Not every electric vehicle is stylish, or even vaguely attractive, but electric sports sedans, high-powered electric mountain bikes and high-tech folding e-scooters help make their respective corners of the zero-emissions market a little sexier. The electric bus segment, on the other hand, is less likely to benefit from smooth, eye-tantalizing curves. California's Gaffoglio Family Metalcrafters aims to change that with a sleek, all-electric bus prototype that might just inspire you ditch to your sports car for a bus pass.

Gaffoglio Family Metalcrafters may not be a household automotive name, but it has a history of working with car companies from 1979. Since that time, it's developed concept cars and prototypes for major automakers and brands, drawing up a resume that includes Fisker's Ford Mustang Rocket. It's also branched out into other markets, including aerospace and entertainment.

Gaffoglio's latest creation was commissioned by Thunder Sky Winston Group, a Chinese sustainable-energy company specializing in battery storage and electric transportation. The 42-passenger bus prototype has 96 Winston lithium-iron-phosphate batteries integrated in its chassis, protected by fire-resistant carbon fiber casings and governed by an accompanying battery management system. The 1,000 Ah, 350V bus can travel for approximately 120 miles (193 km) per charge in its current form but plans call for a 250-mile (400-km) option. It weighs approximately 22.5 tons (20.4 tonnes).
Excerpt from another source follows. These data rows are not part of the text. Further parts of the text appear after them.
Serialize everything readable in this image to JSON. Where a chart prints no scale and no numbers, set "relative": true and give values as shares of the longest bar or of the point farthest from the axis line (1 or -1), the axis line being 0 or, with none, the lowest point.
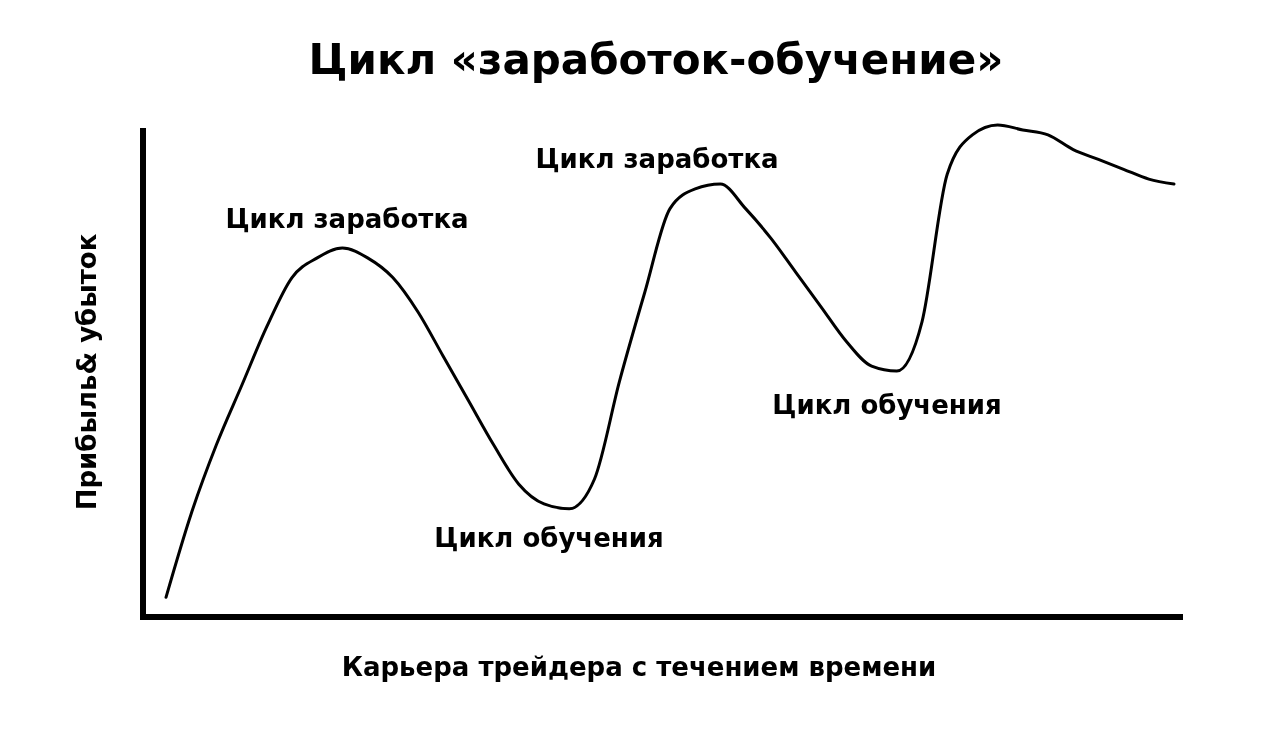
{
  "chart_data": {
    "type": "line",
    "title": "Цикл «заработок-обучение»",
    "xlabel": "Карьера трейдера с течением времени",
    "ylabel": "Прибыль& убыток",
    "relative": true,
    "categories": [
      null,
      null,
      null,
      null,
      null,
      null,
      null,
      null,
      null,
      null,
      null,
      null,
      null,
      null,
      null,
      null,
      null,
      null,
      null,
      null,
      null,
      null,
      null,
      null,
      null,
      null,
      null,
      null,
      null,
      null,
      null,
      null,
      null,
      null,
      null,
      null,
      null,
      null,
      null,
      null,
      null
    ],
    "series": [
      {
        "color": "#000000",
        "values": [
          0.04,
          0.21,
          0.35,
          0.47,
          0.59,
          0.69,
          0.73,
          0.75,
          0.73,
          0.69,
          0.62,
          0.53,
          0.44,
          0.35,
          0.27,
          0.23,
          0.22,
          0.28,
          0.48,
          0.66,
          0.83,
          0.87,
          0.88,
          0.83,
          0.77,
          0.7,
          0.63,
          0.56,
          0.51,
          0.5,
          0.6,
          0.9,
          0.98,
          1.0,
          0.99,
          0.98,
          0.95,
          0.93,
          0.91,
          0.89,
          0.88
        ]
      }
    ],
    "annotations": [
      "Цикл заработка",
      "Цикл заработка",
      "Цикл обучения",
      "Цикл обучения"
    ]
  }
}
Beyond that, available specifications remain limited at this prototype stage, but Gaffoglio's bus is rather fetching as is. The carbon fiber-heavy build features a sleek design with a large, curvaceous glasshouse around the central driving position. The front glass and nose are supported by a sweeping bumper/fender design with integrated headlamps.

Inside, a series of floating touchscreens stands between the driver and windscreen. Moving back, rows of quilted seats flank the wood-look laminate aisle, and a rather cozy bathroom in back looks like an inviting place to get business done – if you must do business on a bus. The walls and ceiling are trimmed in gray Alcantara for added luxury.
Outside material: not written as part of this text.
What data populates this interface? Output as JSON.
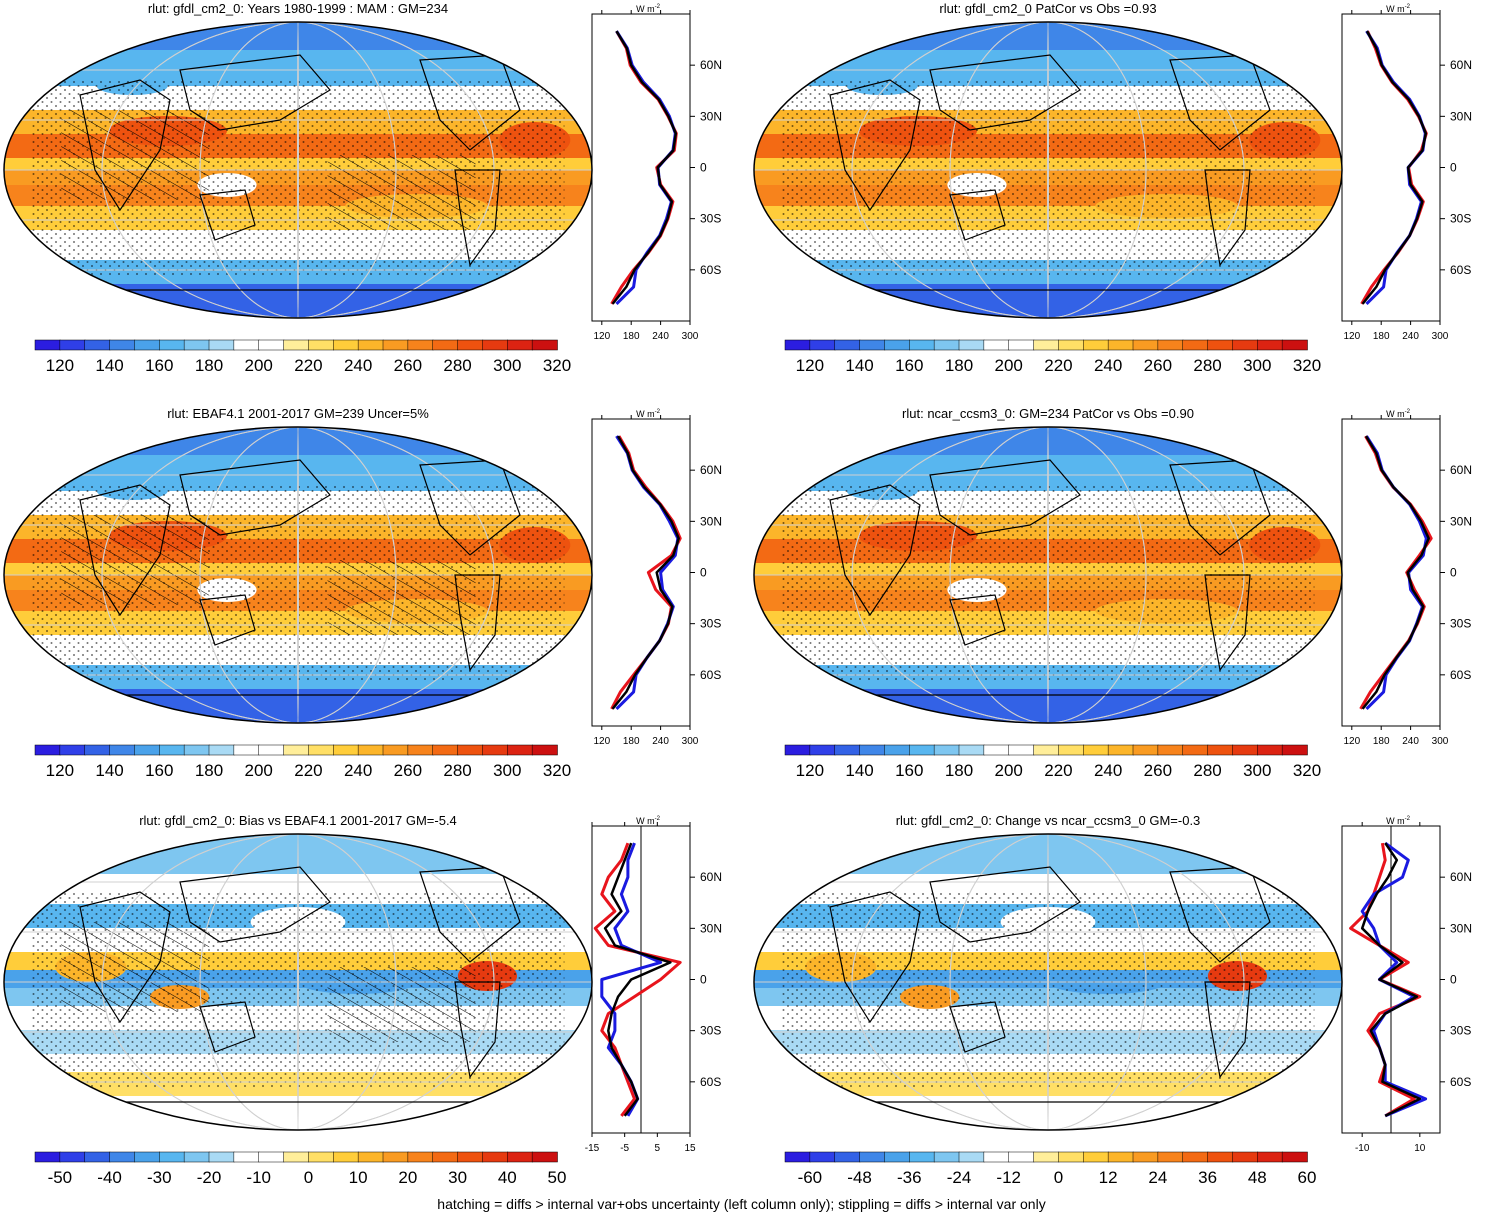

Suffice it to say, this isn't the type of big, boxy bus you'd expect to arrive curbside when you're waiting at a terminal in an unfamiliar city. And it probably won't be. Gaffoglio and Thunder Sky revealed the prototype at Gaffoglio's Fountain Valley, California headquarters last month. While they mentioned intentions of bringing the bus to production and worldwide distribution, they haven't released the crucial details about when and how that might happen. So, for now, you're still stuck with an old, emissions-spewing box with nowhere near as nice a bathroom.